Two days ago, 30 year mortgage rates posted by Freddie Mac dropped to 6.67%, from a peak on October 26th at 7.79%. That is a big drop in a short time. The recent drop in rates was the result of lower inflation data in addition to a dramatic fall in the demand for new mortgages due to skyrocketing mortgage rates which bottomed January 7, 2021, at 2.65%. Rates increased since 2021 due to two main factors: OPEC reduced supply which caused oil prices to increase, and COVID caused supply chain disruptions which caused a shortage in goods which led to higher prices. This was a rapid mortgage rate increase which disrupted businesses who did not have enough time to adapt. Those businesses that were not flexible and loaded with debt were forced to close or merge. Such is the way of the normal business world-adapt or die.
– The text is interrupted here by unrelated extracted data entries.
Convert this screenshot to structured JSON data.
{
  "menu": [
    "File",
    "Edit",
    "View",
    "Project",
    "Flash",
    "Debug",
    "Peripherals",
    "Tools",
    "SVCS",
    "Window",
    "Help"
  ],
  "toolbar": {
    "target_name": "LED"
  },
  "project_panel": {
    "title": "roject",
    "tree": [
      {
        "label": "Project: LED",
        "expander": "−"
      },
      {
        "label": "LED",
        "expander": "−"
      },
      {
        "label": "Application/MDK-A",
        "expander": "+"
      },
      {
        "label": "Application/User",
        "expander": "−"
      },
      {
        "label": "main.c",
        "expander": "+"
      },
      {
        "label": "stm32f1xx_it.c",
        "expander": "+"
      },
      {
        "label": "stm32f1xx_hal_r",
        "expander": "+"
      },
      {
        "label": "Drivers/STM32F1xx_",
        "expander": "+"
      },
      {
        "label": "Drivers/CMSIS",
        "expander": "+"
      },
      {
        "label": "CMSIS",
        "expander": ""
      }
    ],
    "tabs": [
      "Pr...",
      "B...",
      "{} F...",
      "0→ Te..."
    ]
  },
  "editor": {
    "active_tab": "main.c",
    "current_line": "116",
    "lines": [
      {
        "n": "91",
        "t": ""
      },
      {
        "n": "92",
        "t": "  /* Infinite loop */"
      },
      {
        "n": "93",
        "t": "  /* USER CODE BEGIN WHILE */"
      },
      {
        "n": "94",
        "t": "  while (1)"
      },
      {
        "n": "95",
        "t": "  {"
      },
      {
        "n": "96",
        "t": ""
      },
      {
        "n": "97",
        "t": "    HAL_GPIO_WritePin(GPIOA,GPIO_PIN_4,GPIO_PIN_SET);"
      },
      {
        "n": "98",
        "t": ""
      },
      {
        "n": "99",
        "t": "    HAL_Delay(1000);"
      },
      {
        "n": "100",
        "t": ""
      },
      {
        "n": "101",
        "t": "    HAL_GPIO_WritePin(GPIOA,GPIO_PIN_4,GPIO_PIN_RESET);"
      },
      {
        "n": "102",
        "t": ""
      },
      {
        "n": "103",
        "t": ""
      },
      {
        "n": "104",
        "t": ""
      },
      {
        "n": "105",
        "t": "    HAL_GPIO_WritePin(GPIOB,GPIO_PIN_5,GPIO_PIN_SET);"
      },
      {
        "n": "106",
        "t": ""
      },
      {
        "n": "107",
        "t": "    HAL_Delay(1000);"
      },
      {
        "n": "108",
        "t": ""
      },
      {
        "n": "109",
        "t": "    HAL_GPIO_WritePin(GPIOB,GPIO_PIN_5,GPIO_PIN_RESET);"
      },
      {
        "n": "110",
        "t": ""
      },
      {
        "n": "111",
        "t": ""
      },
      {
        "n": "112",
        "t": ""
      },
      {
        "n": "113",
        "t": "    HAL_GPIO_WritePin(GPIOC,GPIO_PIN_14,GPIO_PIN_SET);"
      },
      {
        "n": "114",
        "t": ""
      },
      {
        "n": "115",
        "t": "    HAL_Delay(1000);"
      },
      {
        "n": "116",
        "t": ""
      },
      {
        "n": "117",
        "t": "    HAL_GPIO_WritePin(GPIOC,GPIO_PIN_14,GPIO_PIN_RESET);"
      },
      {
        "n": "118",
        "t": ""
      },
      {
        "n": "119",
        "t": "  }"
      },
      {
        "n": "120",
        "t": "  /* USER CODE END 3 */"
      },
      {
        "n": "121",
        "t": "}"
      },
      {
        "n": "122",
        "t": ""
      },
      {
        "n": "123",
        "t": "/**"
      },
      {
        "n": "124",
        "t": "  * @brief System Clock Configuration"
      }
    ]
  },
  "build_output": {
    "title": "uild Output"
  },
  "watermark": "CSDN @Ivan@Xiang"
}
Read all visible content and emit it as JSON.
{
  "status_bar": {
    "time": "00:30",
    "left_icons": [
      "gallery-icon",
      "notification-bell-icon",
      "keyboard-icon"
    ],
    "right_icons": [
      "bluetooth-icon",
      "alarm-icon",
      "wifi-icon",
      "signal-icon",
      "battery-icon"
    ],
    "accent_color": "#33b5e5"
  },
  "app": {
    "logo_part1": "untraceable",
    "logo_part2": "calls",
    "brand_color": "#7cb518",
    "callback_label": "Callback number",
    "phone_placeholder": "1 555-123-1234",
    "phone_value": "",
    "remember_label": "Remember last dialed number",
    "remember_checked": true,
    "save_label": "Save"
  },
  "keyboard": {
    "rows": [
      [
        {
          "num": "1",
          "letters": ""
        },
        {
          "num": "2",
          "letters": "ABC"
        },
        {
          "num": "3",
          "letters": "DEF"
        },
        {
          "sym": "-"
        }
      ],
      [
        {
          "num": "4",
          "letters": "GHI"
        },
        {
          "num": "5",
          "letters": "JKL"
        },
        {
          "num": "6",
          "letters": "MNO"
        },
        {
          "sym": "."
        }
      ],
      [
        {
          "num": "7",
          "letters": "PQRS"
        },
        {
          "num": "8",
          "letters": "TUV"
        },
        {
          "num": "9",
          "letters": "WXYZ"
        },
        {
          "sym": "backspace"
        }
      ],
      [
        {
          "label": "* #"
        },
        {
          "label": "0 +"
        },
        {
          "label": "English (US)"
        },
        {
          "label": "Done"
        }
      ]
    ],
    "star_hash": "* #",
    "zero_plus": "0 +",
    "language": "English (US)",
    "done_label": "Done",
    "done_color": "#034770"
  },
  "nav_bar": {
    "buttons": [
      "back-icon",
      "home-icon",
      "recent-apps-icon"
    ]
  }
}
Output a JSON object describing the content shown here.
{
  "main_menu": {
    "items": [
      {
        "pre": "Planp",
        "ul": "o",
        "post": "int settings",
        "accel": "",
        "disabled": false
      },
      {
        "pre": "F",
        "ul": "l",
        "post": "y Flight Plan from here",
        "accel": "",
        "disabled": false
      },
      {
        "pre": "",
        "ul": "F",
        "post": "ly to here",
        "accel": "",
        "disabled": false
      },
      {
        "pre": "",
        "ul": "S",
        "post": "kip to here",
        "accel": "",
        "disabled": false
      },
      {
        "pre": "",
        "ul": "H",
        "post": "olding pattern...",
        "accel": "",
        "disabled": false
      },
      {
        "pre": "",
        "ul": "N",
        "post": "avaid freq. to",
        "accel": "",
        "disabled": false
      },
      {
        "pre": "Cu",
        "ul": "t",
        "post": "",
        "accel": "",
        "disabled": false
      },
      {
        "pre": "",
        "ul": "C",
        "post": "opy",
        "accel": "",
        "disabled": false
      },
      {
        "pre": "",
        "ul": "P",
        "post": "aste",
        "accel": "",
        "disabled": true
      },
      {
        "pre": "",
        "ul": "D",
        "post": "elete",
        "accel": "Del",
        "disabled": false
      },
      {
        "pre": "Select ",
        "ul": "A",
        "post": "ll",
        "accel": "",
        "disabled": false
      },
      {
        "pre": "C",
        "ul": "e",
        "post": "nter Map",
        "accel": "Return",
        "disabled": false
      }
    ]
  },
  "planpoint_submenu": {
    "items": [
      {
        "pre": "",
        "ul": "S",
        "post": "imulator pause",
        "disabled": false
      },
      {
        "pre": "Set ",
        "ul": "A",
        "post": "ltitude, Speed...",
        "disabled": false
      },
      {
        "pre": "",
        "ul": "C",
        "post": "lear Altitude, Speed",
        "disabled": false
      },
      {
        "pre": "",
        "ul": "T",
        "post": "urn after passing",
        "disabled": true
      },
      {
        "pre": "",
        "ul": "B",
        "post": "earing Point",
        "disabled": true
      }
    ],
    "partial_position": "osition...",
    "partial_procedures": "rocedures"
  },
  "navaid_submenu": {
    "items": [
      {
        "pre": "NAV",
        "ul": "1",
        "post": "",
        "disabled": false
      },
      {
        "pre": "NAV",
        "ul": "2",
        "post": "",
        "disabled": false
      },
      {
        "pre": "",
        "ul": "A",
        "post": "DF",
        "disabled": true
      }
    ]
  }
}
Mortgage rates have been in a downtrend the last 40 years, peaking at 18.44% on October 30, 1981, until the bottom in 2021. The chart above shows how rapid the 2021 increase in mortgage rates were, and it was the 2nd largest rate increase in 50 years. The cause for the largest mortgage rate increase in the 1970's was the same cause for the rise in mortgage rates in 2021: OPEC reduced supply which caused oil prices to increase. Inflation is a measurement of many factors, but oil prices have a large weighting in the calculation of inflation.
What we have experienced with mortgage rates the last two years is highly unusual and should not be taken lightly. Those businesses that lived through it should give themselves credit and build into their future business model the same strategy that pulled them through this crisis.